Shoppers like Fronberry agree with Rasmussen and says most pantries put together boxes of food for people to take, but since she has specific allergies, the pantry in Oshkosh gives her more freedom to shop for items she can eat that won't make her sick. She says the added bonus is that the food is always great!

"It's been absolutely wonderful. It really helps me make ends meet. I really couldn't do it without this place. I really love how you can pick your own food. I have to avoid gluten. It's just nice, because they don't make you take certain things," Fronberry said.

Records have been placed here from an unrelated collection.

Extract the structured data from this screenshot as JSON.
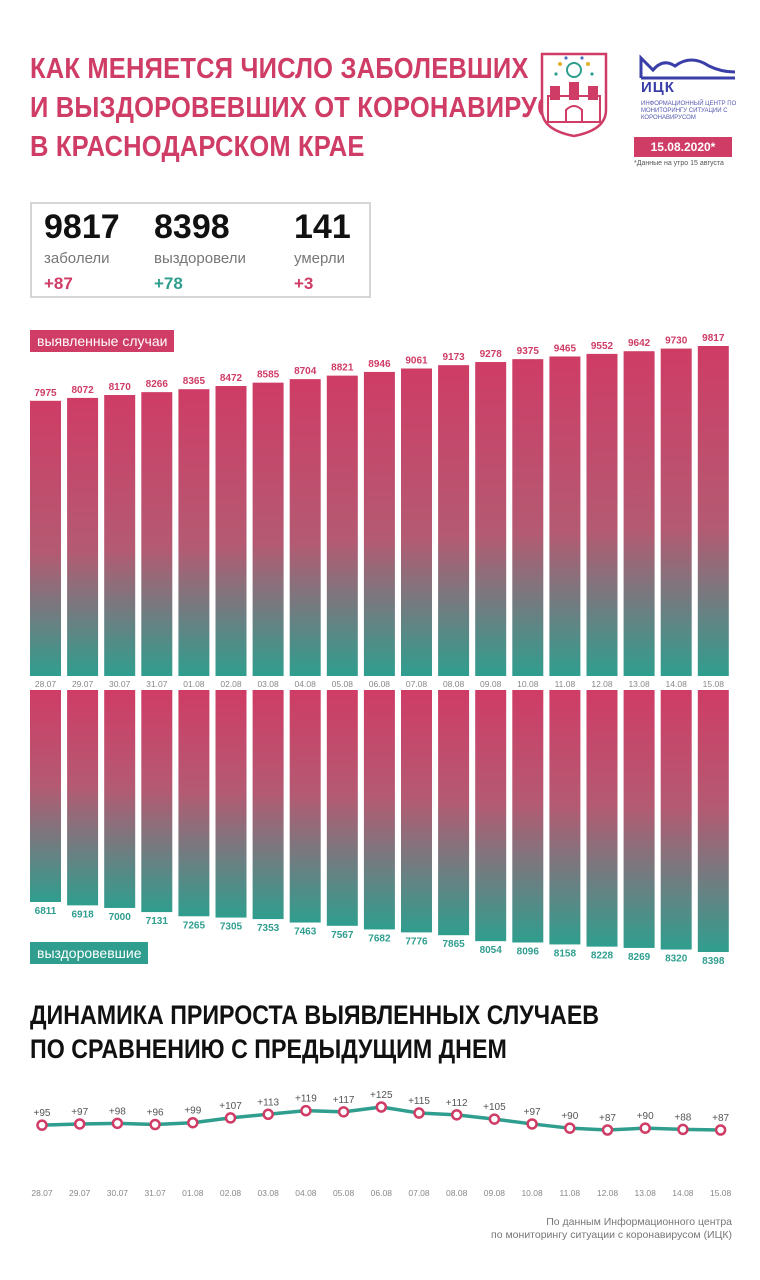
{
  "header": {
    "title_lines": [
      "КАК МЕНЯЕТСЯ ЧИСЛО ЗАБОЛЕВШИХ",
      "И ВЫЗДОРОВЕВШИХ ОТ КОРОНАВИРУСА",
      "В КРАСНОДАРСКОМ КРАЕ"
    ],
    "ick_name": "ИЦК",
    "ick_subtitle": "ИНФОРМАЦИОННЫЙ ЦЕНТР ПО МОНИТОРИНГУ СИТУАЦИИ С КОРОНАВИРУСОМ",
    "date": "15.08.2020*",
    "date_note": "*Данные на утро 15 августа"
  },
  "stats": [
    {
      "value": "9817",
      "label": "заболели",
      "delta": "+87",
      "color": "#cf3c66"
    },
    {
      "value": "8398",
      "label": "выздоровели",
      "delta": "+78",
      "color": "#2f9e8e"
    },
    {
      "value": "141",
      "label": "умерли",
      "delta": "+3",
      "color": "#cf3c66"
    }
  ],
  "colors": {
    "red": "#cf3c66",
    "teal": "#2f9e8e"
  },
  "chart_data": [
    {
      "type": "bar",
      "tag": "выявленные случаи",
      "categories": [
        "28.07",
        "29.07",
        "30.07",
        "31.07",
        "01.08",
        "02.08",
        "03.08",
        "04.08",
        "05.08",
        "06.08",
        "07.08",
        "08.08",
        "09.08",
        "10.08",
        "11.08",
        "12.08",
        "13.08",
        "14.08",
        "15.08"
      ],
      "values": [
        7975,
        8072,
        8170,
        8266,
        8365,
        8472,
        8585,
        8704,
        8821,
        8946,
        9061,
        9173,
        9278,
        9375,
        9465,
        9552,
        9642,
        9730,
        9817
      ]
    },
    {
      "type": "bar",
      "tag": "выздоровевшие",
      "categories": [
        "28.07",
        "29.07",
        "30.07",
        "31.07",
        "01.08",
        "02.08",
        "03.08",
        "04.08",
        "05.08",
        "06.08",
        "07.08",
        "08.08",
        "09.08",
        "10.08",
        "11.08",
        "12.08",
        "13.08",
        "14.08",
        "15.08"
      ],
      "values": [
        6811,
        6918,
        7000,
        7131,
        7265,
        7305,
        7353,
        7463,
        7567,
        7682,
        7776,
        7865,
        8054,
        8096,
        8158,
        8228,
        8269,
        8320,
        8398
      ]
    },
    {
      "type": "line",
      "title_lines": [
        "ДИНАМИКА ПРИРОСТА ВЫЯВЛЕННЫХ СЛУЧАЕВ",
        "ПО СРАВНЕНИЮ С ПРЕДЫДУЩИМ ДНЕМ"
      ],
      "categories": [
        "28.07",
        "29.07",
        "30.07",
        "31.07",
        "01.08",
        "02.08",
        "03.08",
        "04.08",
        "05.08",
        "06.08",
        "07.08",
        "08.08",
        "09.08",
        "10.08",
        "11.08",
        "12.08",
        "13.08",
        "14.08",
        "15.08"
      ],
      "values": [
        95,
        97,
        98,
        96,
        99,
        107,
        113,
        119,
        117,
        125,
        115,
        112,
        105,
        97,
        90,
        87,
        90,
        88,
        87
      ],
      "labels": [
        "+95",
        "+97",
        "+98",
        "+96",
        "+99",
        "+107",
        "+113",
        "+119",
        "+117",
        "+125",
        "+115",
        "+112",
        "+105",
        "+97",
        "+90",
        "+87",
        "+90",
        "+88",
        "+87"
      ]
    }
  ],
  "source_lines": [
    "По данным Информационного центра",
    "по мониторингу ситуации с коронавирусом (ИЦК)"
  ]
}
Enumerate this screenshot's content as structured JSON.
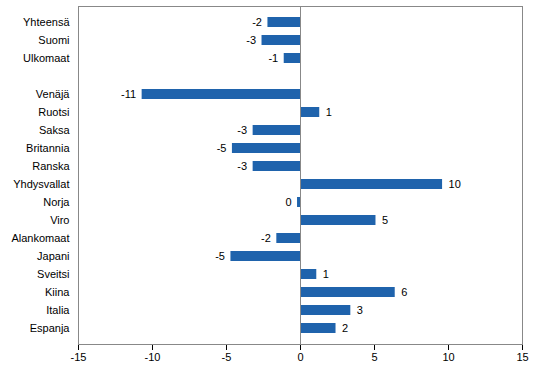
{
  "chart_data": {
    "type": "bar",
    "orientation": "horizontal",
    "categories": [
      "Yhteensä",
      "Suomi",
      "Ulkomaat",
      null,
      "Venäjä",
      "Ruotsi",
      "Saksa",
      "Britannia",
      "Ranska",
      "Yhdysvallat",
      "Norja",
      "Viro",
      "Alankomaat",
      "Japani",
      "Sveitsi",
      "Kiina",
      "Italia",
      "Espanja"
    ],
    "values": [
      -2.2,
      -2.6,
      -1.1,
      null,
      -10.7,
      1.3,
      -3.2,
      -4.6,
      -3.2,
      9.6,
      -0.2,
      5.1,
      -1.6,
      -4.7,
      1.1,
      6.4,
      3.4,
      2.4
    ],
    "value_labels": [
      "-2",
      "-3",
      "-1",
      null,
      "-11",
      "1",
      "-3",
      "-5",
      "-3",
      "10",
      "0",
      "5",
      "-2",
      "-5",
      "1",
      "6",
      "3",
      "2"
    ],
    "data_labels": true,
    "color": "#1f63ac",
    "xlim": [
      -15,
      15
    ],
    "xticks": [
      -15,
      -10,
      -5,
      0,
      5,
      10,
      15
    ],
    "grid": false
  }
}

Jackson says she appreciates all the help the food pantry offers and encourages others to donate where they can—whether it's holding a food drive at work, volunteering a few hours a week or simply writing a check to ensure every family has food on the table during the holidays.

"It's an amazing feeling to know that God can give me the strength to use my limbs to help those who are in need. So, yes. It is very satisfying,' Jackson said.

Rasmussen says they have a $30,000 donation goal this year to help the pantry get through the holidays.